Le même oracle ne rendit pas un honneur moins grand à la mémoire d'Archiloque. Comme l'assassin de ce poète voulait pénétrer dans le temple d'Apollon, le Dieu le chassa en lui disant:
«Tu as tué le nourrisson des Muses, sors de mon temple.»
[...] Et vous, parlez-moi de pareils honneurs rendus aux athlètes? Mais vous ne répondez pas parce que vous n'avez rien à dire, à moins que vous ne méprisiez les témoignages que j'invoqye, comme indignes de votre confiance. Vous me laissez, en effet, soupçonner une pareille intention lorsque vous en appelez au témoignage de la multitude et que vous invoquez les suffrages qu'elle accorde aux athlètes. Mais vous-mêmes, quand vous êtes malade, vous ne vous mettez pas, je le sais, entre les mains de la foule, vous vous confiez au contraire à quelques hommes de l'élite, et encore, parmi ceux-ci, vous choisissez le médecin le plus habile.

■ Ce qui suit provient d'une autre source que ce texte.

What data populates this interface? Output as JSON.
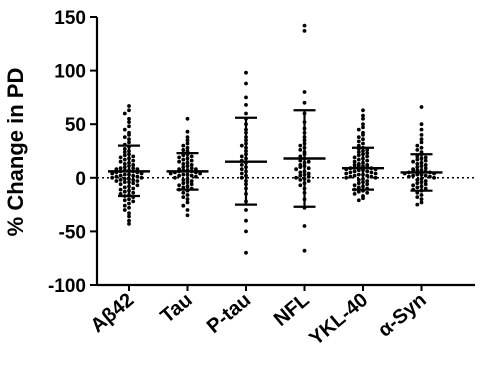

Quand vous êtes sur mer, vous ne donnez pas le gouvernail aux passagers, mais au pilote seul; de même, pour les choses de moindre importance, on a recours au charpentier si on bâtit, et au cordonnier si on a besoin de chaussures. Comment se fait-il donc que dans une affaire aussi importante que celle dont il s'agit, vous revendiquiez pour vous seuls le droit de juger, et que vous l'ôtiez à ceux qui sont plus sages que vous? Car je veux bien dans ce moment ne pas parler des Dieux. Écoutez donc le sentiment d'Euripide sur les athlètes:
«Mille maux affligent la Grèce, il n'en est pas de plus grand que la race des athlètes! D'abord ils n'apprennent, ni ne pourraient apprendre à mener une vie honnête. Comment, en effet, un homme esclave de sa bouche et dominé par son ventre pourrait-il amasser quelque argent pour nourrir son vieux père? Ils ne sont donc capables ni de souffrir le besoin, ni de surmonter l'adversité; habitués aux mauvaises moeurs, ils se tirent difficilement d'embarras.» (Autolyc. Fragm. 281, 1, ed. Dind., Oxon., 1851)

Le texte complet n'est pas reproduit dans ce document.